[UPDATED 02 Desember 2015] Fanfik ini mendapat peringkat ke-III dalam event Bleach Movie Festival. Atas perhatiannya, saya ucapkan terima kasih.
"Aku memiliki seorang teman," kata Rukia, mengawali kisahnya dengan apel hijau di tangan.

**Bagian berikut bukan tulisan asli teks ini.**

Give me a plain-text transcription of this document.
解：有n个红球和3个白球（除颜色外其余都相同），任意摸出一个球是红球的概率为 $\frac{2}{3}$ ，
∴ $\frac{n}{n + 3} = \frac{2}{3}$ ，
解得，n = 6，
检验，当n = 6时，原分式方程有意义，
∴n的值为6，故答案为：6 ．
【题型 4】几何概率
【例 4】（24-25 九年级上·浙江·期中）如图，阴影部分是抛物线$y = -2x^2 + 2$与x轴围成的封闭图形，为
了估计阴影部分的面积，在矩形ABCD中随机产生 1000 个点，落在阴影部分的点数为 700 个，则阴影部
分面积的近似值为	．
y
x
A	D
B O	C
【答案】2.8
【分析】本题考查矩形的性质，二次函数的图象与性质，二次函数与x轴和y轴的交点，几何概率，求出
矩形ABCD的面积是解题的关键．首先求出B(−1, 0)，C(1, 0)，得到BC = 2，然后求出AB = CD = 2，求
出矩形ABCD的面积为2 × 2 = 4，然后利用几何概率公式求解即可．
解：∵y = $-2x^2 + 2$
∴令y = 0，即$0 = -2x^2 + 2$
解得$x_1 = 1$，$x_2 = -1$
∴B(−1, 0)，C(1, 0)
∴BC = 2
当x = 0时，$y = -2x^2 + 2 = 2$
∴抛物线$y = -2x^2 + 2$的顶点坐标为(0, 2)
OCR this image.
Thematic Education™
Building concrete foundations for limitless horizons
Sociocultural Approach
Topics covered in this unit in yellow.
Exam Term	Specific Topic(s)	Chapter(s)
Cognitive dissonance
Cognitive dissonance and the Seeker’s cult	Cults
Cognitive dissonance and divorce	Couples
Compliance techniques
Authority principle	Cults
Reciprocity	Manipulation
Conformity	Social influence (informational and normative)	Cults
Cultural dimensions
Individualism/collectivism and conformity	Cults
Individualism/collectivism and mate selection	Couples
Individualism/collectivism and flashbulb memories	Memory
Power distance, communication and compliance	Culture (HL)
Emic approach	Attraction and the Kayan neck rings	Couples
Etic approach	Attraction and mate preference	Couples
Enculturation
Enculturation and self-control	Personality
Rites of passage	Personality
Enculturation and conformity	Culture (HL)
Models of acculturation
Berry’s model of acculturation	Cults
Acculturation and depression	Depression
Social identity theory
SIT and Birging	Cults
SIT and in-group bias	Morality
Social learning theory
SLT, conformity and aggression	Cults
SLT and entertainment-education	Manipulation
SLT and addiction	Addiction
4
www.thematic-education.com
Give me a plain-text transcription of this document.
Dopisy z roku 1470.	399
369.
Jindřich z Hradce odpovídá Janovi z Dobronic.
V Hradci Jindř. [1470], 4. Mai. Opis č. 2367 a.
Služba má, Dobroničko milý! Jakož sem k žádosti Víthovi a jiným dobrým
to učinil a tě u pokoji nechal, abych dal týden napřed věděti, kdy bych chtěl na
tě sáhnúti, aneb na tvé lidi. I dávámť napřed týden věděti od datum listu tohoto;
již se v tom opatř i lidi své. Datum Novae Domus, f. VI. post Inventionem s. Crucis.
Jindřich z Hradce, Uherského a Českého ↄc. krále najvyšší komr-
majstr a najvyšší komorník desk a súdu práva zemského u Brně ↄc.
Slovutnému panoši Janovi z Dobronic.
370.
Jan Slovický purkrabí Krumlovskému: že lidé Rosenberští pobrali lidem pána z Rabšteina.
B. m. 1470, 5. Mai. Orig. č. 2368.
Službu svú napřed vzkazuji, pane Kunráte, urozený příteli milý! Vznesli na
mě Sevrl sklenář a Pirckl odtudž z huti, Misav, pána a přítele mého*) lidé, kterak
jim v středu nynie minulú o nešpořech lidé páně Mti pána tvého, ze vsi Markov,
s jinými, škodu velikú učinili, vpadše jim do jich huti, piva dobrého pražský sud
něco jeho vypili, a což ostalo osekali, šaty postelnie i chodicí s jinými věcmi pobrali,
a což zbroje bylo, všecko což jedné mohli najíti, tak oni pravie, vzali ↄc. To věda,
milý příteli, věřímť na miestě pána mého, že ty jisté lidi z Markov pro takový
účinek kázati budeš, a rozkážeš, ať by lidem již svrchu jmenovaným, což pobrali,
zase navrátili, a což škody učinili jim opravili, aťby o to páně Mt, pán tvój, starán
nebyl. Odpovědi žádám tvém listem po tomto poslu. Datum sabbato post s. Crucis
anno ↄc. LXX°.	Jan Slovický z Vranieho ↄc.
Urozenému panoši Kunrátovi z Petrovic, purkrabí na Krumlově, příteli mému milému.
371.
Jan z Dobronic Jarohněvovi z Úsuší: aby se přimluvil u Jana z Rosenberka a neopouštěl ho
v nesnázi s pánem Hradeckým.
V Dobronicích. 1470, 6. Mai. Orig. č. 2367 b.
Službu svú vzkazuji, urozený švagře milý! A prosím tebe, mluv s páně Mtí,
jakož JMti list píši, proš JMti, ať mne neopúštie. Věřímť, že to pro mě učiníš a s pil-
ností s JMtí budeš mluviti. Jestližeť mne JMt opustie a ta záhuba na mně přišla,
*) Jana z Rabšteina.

Perempuan tua yang duduk di seberang bagian kanan bis mendengarkan dengan seksama. Di bawah kakinya terdapat sekarung kecil apel hijau. Mata biru perempuan itu menilik dalam. Bis melaju lambat, melalui jalan tak beraspal dan dikelilingi oleh lahan pertanian jagung sejauh mata memandang. Hari hampir pagi.
"Dia menikah dengan lelaki yang dicintainya. Awalnya dia berpikir, ah, hidup ini ternyata serupa dongeng, dia menikah dengan seorang pangeran tampan yang kaya dan sopan. Tapi, gagasan itu hancur setelah bulan madu mereka." Ucapannya menggantung. Mata Rukia menerawang.
"Lanjutkan, Sayang," kata si perempuan tua lembut.
"Ternyata pangeran tampan itu tidak sebaik kelihatannya. Dia sering menyiksa temanku, memukulinya dan hal-hal gila lain yang tak terbayangkan."
"Seharusnya dia melapor pada polisi atau melarikan diri."
Rukia menggeleng. "Ya, dia sudah melakukan apa yang dia bisa. Tapi semuanya tak pernah berbuah manis. Kasihan sekali, dia hidup dalam penderitaan."
"Sudah berapa lama mereka menikah?"
Rukia memandang ke arah jendela bis. Ada sebuah papan kayu besar bertuliskan Welcome to Iowa di jalan yang mereka lewati. Napasnya mengembun pada kaca jendela, ia memainkannya dengan ujung jari, membentuk frasa New Life. Rukia tersenyum samar. "Mereka sudah menikah selama tiga tahun, enam bulan dan … tujuh hari."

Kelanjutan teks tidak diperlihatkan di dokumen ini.